The Team Agni bike is a Suzuki GSX-R750 fitted with twin electric motors made by the Agni Company in Bangalore, India. These are DC brush-type motors, air-cooled without fans. The motors attach directly to a cross-shaft holding the drive sprocket, and a conventional chain runs from that to the rear wheel. There is no clutch or transmission. The battery is a group of lithium-ion cells that have a capacity of 16 kilowatt-hours.

How much energy is that? One kilowatt-hour equals 0.027 gallons of gasoline, so 16 kW-h multiplied by 0.027 equals 0.43 gallons. Since an electric motor is much more efficient than a gasoline engine, you need to multiply the gallons by the efficiency ratio to get a real comparison. The Agni motors, depending on rpm, are between about 65 and 90 percent efficient, while a gasoline engine is maybe 25 percent efficient, making the electric about three times as efficient overall.

Multiplying the 0.43 gallons by three gives 1.3 gallons. So the Agni is carrying the equivalent of 1.3 gallons total. If the Agni used 90 percent of its energy in one race lap, it used 1.17 gallons over the 37.73 miles and got the equivalent of about 32 mpg. That corresponds with what you might get riding a conventional gasoline-powered streetbike at a near-90-mph pace over a winding, hilly road.

The Agni motors together made about 40 to 50 horsepower during the lap and used most of the battery power available. Putting bigger motors on the bike would have improved the speed but depleted the batteries faster, risking a non-finish, so the match between motors and batteries was good. Carrying more battery power would allow a bigger motor, but lithium-ion batteries with 16 kW-h capacity are likely to weigh about 220 pounds and take up 45 liters of volume. So even if you can find the space for more battery power, the weight would add up.

The performance of electric motorcycles is sure to improve significantly. Most important will be smaller, lighter, more powerful batteries. More power from the motors really isn't a problem as powerful, lightweight motors are available now. Most electric-vehicle developers have stayed with the simplicity of one-speed transmissions or direct-drive setups, but multi-speed transmissions will give the same benefits to electric vehicles that they give to gasoline-powered vehicles.
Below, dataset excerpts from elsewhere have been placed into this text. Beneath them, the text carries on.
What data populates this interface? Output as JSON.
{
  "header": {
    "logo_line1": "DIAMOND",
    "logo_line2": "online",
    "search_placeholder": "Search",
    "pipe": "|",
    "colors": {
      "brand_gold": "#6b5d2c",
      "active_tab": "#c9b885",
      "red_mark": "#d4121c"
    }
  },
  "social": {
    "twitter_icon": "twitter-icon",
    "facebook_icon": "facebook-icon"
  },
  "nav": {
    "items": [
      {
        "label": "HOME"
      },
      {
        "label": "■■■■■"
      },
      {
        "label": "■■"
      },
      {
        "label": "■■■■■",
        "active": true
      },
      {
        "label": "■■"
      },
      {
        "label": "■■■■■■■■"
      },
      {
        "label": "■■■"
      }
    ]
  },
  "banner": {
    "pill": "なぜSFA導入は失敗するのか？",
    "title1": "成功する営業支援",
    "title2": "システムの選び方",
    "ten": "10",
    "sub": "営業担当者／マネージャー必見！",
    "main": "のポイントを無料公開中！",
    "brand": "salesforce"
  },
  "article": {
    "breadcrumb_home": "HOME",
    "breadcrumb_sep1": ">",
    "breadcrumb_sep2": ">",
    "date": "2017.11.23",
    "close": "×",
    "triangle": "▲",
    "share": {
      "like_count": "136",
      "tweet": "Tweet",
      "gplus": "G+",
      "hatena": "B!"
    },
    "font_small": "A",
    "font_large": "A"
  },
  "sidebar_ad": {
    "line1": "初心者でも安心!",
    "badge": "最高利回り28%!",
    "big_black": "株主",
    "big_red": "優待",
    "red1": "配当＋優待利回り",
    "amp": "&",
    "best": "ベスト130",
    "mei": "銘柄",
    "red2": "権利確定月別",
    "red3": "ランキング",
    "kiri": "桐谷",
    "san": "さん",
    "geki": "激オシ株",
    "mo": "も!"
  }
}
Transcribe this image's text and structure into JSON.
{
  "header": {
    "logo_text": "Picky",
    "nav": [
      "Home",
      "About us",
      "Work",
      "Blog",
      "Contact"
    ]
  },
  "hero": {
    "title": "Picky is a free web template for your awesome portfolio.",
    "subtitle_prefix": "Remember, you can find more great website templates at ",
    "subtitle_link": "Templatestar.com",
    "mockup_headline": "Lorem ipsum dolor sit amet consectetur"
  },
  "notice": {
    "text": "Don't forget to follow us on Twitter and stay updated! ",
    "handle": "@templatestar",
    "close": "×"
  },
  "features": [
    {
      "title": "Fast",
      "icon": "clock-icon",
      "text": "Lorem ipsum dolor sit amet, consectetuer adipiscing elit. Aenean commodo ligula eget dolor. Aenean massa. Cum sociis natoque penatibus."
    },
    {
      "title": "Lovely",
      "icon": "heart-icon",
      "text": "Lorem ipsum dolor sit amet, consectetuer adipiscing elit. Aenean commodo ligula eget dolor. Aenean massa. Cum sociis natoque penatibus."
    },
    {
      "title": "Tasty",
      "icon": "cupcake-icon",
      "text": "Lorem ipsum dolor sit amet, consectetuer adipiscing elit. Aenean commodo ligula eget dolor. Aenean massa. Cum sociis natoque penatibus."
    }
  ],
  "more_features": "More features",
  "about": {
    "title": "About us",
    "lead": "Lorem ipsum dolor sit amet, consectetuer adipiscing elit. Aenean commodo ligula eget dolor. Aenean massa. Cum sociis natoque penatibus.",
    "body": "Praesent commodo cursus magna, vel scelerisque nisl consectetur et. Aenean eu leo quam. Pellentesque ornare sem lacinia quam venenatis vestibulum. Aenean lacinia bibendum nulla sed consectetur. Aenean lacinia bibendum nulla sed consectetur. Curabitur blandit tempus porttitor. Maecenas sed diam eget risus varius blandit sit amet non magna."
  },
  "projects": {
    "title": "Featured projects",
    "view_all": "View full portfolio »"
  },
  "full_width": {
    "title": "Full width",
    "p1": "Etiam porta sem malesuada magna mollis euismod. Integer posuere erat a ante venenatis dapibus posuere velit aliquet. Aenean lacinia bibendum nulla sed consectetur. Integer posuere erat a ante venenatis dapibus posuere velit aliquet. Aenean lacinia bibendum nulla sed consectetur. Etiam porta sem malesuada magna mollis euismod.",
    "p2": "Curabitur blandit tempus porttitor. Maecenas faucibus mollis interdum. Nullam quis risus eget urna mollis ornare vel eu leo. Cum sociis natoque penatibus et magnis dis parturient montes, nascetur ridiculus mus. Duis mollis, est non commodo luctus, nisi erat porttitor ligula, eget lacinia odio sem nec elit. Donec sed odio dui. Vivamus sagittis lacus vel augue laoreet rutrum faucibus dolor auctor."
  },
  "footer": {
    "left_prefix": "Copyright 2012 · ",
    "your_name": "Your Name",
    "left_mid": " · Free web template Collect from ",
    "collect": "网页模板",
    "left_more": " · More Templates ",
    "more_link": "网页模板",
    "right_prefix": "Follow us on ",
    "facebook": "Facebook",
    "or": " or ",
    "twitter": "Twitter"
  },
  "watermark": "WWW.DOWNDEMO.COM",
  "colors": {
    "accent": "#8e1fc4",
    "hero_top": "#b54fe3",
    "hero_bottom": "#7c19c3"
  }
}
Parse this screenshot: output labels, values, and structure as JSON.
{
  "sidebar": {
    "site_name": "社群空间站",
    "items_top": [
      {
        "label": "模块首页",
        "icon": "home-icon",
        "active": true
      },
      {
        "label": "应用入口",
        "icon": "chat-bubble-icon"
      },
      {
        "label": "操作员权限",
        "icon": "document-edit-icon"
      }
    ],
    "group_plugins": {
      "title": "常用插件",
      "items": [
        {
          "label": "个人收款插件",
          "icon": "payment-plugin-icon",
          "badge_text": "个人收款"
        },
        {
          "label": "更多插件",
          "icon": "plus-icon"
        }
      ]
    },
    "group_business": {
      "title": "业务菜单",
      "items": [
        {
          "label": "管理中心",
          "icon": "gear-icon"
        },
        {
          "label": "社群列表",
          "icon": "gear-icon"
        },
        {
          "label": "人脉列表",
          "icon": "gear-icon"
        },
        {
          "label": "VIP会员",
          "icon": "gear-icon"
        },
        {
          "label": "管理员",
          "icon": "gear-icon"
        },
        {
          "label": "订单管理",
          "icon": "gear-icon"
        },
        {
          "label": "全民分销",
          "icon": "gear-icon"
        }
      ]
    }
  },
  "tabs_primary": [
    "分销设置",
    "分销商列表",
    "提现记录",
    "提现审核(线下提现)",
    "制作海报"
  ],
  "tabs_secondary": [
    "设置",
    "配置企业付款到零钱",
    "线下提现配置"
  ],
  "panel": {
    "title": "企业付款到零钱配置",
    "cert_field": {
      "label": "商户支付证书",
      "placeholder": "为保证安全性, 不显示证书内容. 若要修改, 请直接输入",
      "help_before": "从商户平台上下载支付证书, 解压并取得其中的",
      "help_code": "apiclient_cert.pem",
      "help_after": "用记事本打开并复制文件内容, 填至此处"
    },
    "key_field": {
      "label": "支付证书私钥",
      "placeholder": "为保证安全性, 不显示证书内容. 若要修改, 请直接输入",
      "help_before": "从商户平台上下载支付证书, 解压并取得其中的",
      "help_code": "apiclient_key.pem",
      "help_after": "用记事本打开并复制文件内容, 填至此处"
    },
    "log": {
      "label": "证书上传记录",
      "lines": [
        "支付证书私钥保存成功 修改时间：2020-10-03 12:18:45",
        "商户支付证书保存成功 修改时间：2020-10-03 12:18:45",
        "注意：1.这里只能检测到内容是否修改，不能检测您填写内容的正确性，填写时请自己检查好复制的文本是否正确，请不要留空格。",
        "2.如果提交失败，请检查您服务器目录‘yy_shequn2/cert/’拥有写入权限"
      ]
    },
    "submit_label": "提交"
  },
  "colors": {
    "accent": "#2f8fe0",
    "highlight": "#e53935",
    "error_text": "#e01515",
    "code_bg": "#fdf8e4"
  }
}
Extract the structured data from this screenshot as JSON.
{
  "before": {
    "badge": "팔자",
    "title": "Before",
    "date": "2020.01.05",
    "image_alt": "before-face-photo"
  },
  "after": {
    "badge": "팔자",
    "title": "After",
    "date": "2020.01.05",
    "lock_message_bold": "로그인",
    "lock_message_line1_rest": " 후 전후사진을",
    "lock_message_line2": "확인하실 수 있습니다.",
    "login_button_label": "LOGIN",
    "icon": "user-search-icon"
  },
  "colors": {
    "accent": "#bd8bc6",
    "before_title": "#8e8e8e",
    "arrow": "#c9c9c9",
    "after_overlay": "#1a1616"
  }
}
The Agni is very slow off the line with its overall drive ratio of about 3.5:1 (motor speed to rear-wheel speed). A sportbike's overall first-gear ratio is about 10:1, and electrics will need similar ratios to match current acceleration numbers. Multiple ratios will also permit the motor to spend more time in its most efficient rpm range, as an electric motor's efficiency tends to drop off dramatically at high rpm.

The world's first electric motorcycle race is now in the record books, and several companies are looking to take over Agni's top podium step at the next one. Development in a relatively new field proceeds quicker than in a more highly developed one, and so we're likely to see new ideas and prototypes abound. Bring it on!

Team Agni's Rob Barber won the inaugural emissions-free TTXGP at an average speed of 87.4 mph.